Восьмерка, ноль, девяносто пять, семизначный номер по памяти.
– Хэллоу! Это Суля говорит. Толик? Ты? Рад, что тебя застал. Слушай, тут такое дело...
* * *
– Не люди – звери, в большинстве своем. Уродливые, злые тараканы!
Леков изящно поклонился и с достоинством удалился за кулисы.
Несколько секунд зал оторопело молчал, потом с задних рядов раздались жидкие хлопки, их шелест прокатился волной до первых рядов и стих.
– Что-то совсем наш друг скис, – заметил Митя Матвеев, стоящий рядом со сценой. На груди Мити висел фотоаппарат «Зенит». Рядом с Митей переминался с ноги на ногу редактор подпольного журнала «Рок – все!» Яша Куманский.
– Нет новых идей, – сказал Куманский. – Еще год, ну, полтора, – и его окончательно забудут. Не работает человек. Весь этот его авангард – курам на смех. Ты же понимаешь, Митя?
– Понимаю, – ответил Матвеев и хотел сказать что-то еще, но Куманский перебил его, схватил за рукав пиджака, притянул к себе и зашептал в ухо, заливая Митю волной горячего, сладкого перегара.
– Вот, и я говорю... Смотри, смотри, сейчас настоящий драйв пойдет...
«С утра портвейну нажрался, – подумал Матвеев. – Черт его подери!
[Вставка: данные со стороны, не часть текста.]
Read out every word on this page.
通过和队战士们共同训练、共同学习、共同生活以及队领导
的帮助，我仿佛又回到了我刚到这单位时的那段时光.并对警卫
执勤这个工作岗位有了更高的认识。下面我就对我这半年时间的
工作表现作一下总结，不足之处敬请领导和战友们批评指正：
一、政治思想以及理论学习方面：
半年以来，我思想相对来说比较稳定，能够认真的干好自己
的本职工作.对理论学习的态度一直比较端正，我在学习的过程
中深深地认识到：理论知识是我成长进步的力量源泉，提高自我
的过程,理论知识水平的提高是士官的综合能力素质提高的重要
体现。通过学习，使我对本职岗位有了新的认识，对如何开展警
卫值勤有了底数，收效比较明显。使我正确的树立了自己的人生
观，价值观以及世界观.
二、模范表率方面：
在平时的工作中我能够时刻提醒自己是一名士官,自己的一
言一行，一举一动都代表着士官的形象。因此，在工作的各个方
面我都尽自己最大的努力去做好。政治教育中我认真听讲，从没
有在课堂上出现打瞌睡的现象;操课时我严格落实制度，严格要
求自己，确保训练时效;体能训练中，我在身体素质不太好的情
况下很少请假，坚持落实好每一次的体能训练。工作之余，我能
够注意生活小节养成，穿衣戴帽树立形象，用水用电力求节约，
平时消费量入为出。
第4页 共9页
Железный человек. Мне бы так... Я и пиво-то утром пить не могу. А этот – явно бутылку высосал. И ни в одном глазу. Только запах. Настоящий мужчина».
На сцену гордыми шагами вышли музыканты группы «Закат». Замерли у микрофонов. Зал заревел.
Группа «Закат» считалась в Ленинграде яростно антисоветской. Вероятно, в силу своего названия. Играли они исключительно в рок-клубе – сцены Дворцов и Домов культуры были для «Заката» запечатаны семью печатями. Именно так – на столах у руководства Домов и Дворцов лежали специальные бумажки, присланные из специального отдела Комитета государственной безопасности, печати были на этих бумажках и много чего еще было. В том числе – списки групп и музыкантов, не рекомендуемых к выступлению на публике.
Рок-клуб – это статья особая. Рок-клуб и создан был этим самым специальным отделом. В рок-клубе выступить мог если не кто угодно, то, во всяком случае, из таинственного списка, – любой. А представители специального отдела не без удовольствия (тоже люди ведь) слушали запрещенных артистов в специально отведенном для них месте. Слушали и делали выводы. Записи тоже делали. Для истории. Или еще для чего.
«Закат» начал свое выступление с «Колоколов». Говорилось в песне о том, что певцу эти самые колокола снятся по ночам. Лежат они в траве-мураве. Точнее, это становилось понятно только со второго куплета – колокола-то, собственно, висят. А лежат языки. Дело в том, что в первых восьми строчках не было ни одного подлежащего. Одни сказуемые да определения. Междометия пару раз встречались. Лежат, поют, стонут, висят, звенят такие-растакие, горюшко, мол, горе и одна вокруг сплошная беда.
«И поднял я натруженный язык», – «Закат» затянул третий куплет.
Слушатели, сгрудившиеся возле сцены, подняли руки вверх, сцепились друг с другом пальцами и начали ритмично раскачиваться из стороны в сторону, подпевая вспотевшему от многозначительности «Закату»: «Головой своей к нему приник».
Дальше было что-то про родник, про то, что кто-то там сник, про дневник, который попутно ведет автор и заносит туда всякие неприятности, из которых только, как выяснялось, и состоит вся его непростая жизнь.
После описания разных гадостей, случившихся с автором в росной траве-мураве, следовало очень громкое гитарное соло. Зал затих, готовясь к кульминации.